Four supreme court justices must agree to grant certiorari – or cert, as it is known – for it to be heard. The justices’ votes are not public but legal experts have argued that the court was unlikely to take the case simply to reaffirm the ninth circuit’s decision and that it seemed likely the conservative justices would have voted to take the case in order to send a signal to Congress with their ruling.

Democrats, led by the Senate finance committee chairman, Ron Wyden, have proposed a “billionaire tax” that would target gains billionaires make on stocks and other unrealized assets. Any ruling by the supreme court that stated that taxes on unrealized income is unconstitutional could – in theory – make such a “wealth tax” hard to pass, experts say.

Even if the Moores lose the case, a narrow ruling that questions Congress’s ability to impose taxes like the MRT could kill plans for a billionaire tax by making clear that the conservative-led supreme court would reject an attempt by Congress to tax unrealized gains.

“The Moores are not the real parties of interest [in this case]. The billionaires financing the litigation are the real parties of interest,” said Steven Rosenthal, senior fellow at Urban-Brookings Tax Policy Center.

“There are so many different variations of what could be income,” said Rosenthal. For the past 100 years, he said, the definition of what gains were taxable has been treated as an administrative issue for Congress and not as a constitutional issue for the supreme court to decide.

He said the case raised questions about whether the Moores’ seemingly narrow tax dispute could be a “stalking horse” case that will ultimately be a boon for billionaires.

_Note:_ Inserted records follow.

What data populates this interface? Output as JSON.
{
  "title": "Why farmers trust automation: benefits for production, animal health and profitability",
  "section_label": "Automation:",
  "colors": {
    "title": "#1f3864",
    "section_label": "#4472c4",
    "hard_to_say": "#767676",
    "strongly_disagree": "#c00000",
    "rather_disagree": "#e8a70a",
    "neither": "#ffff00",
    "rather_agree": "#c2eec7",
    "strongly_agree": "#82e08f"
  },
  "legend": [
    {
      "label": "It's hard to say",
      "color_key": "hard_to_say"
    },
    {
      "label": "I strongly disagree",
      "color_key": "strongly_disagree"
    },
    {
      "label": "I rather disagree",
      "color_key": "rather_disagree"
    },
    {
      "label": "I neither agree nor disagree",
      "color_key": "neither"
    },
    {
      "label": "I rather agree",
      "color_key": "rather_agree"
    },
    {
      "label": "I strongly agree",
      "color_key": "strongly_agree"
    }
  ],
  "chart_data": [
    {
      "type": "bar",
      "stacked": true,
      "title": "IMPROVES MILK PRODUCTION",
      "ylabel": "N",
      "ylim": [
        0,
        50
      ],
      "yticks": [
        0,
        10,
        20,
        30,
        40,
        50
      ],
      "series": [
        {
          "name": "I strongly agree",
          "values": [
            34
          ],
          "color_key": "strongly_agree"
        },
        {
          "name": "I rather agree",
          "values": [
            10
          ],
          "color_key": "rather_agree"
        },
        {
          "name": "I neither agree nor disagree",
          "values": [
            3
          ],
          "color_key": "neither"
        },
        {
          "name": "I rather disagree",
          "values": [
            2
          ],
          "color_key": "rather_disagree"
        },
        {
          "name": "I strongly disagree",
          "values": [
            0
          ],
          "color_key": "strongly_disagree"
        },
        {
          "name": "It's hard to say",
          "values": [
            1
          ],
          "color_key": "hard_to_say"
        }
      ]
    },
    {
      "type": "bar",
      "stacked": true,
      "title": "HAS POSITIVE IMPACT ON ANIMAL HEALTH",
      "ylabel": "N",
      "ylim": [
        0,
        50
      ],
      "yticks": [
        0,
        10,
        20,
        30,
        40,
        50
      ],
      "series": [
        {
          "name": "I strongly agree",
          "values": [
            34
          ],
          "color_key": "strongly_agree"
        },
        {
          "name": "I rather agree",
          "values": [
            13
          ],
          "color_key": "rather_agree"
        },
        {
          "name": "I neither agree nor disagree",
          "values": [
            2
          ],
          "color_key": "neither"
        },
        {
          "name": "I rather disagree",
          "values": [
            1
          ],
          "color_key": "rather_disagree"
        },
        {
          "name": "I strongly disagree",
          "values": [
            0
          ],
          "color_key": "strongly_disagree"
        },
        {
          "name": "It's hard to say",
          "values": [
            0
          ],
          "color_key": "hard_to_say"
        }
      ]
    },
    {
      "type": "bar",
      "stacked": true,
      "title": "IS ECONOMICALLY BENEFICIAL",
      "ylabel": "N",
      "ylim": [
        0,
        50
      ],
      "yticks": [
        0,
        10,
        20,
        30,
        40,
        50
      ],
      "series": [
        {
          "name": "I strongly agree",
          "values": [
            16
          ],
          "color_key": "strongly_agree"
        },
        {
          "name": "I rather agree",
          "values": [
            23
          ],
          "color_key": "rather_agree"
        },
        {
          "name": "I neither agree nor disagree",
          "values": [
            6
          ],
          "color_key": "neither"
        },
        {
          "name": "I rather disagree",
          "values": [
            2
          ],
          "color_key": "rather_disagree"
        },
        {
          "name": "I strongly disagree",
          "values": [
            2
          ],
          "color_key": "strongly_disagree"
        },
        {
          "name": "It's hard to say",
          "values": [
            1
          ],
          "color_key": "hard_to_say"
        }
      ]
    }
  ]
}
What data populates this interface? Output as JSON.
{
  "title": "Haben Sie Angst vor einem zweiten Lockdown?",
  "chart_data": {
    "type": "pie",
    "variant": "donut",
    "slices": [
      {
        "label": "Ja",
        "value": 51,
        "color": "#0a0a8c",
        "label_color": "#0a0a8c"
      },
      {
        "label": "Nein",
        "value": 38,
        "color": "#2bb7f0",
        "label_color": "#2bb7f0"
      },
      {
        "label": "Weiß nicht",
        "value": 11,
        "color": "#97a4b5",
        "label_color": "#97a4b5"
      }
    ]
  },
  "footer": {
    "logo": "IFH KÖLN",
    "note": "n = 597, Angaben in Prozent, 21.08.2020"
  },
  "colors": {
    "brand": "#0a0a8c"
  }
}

“The billionaires don’t care whether the Moores are taxed or not. Musk, Zuckerberg and all the other billionaires out there start these companies and have all these unrealized gains on their stock investments. And they are threatened by the Warren and Wyden wealth taxes that might tax unrealized gains,” said Rosenthal.

“For the supreme court to reach out and take a case that is not really a controversy is tremendously dangerous,” he said. “Why are the billionaires being able to pull the strings of the US supreme justices like puppets?”

Among the top lawyers representing the Moores is David Rivkin at BakerHostetler, who also represents the rightwing judicial activist Leonard Leo in connection to a criminal investigation into Leo-affiliated non-profits that Politico reported has recently been launched by the Washington DC attorney general, Brian Schwalb.

Public records show that Leo – who raises and distributes funds to a network of conservative and rightwing advocacy groups that seek to influence the courts, and had a personal role in choosing the rightwing justices who have been nominated and confirmed since the Bush administration – has connections to each of the eight advocacy groups that filed briefs in the Moore case.

Rivkin did not respond to questions from the Guardian about the appearance of coordination between the groups, which all filed their briefs on 27 March.

Rivkin also has a relationship with Alito, who he interviewed for two stories that were published by the Wall Street Journal’s editorial page, which centred on Alito’s grievances with journalism that has exposed his relationship with Republican donors, and the Senate’s desire to address the justices’ violations of disclosure laws.

Richard Durbin, the Democratic chairman of the Senate judiciary committee, recently raised concerns about Rivkin’s involvement in the articles, saying his access to Alito, and efforts to help him “could cast doubt on Justice Alito’s ability to fairly discharge his duties in a case in which Mr Rivkin represents one of the parties”.

The Manhattan Institute did not respond to questions about its brief. A spokesperson for Singer’s hedge fund, Elliot Management, declined to comment. Michael Bopp, a partner at Gibson, Dunn & Crutcher representing the Crows, did not respond to a request for comment.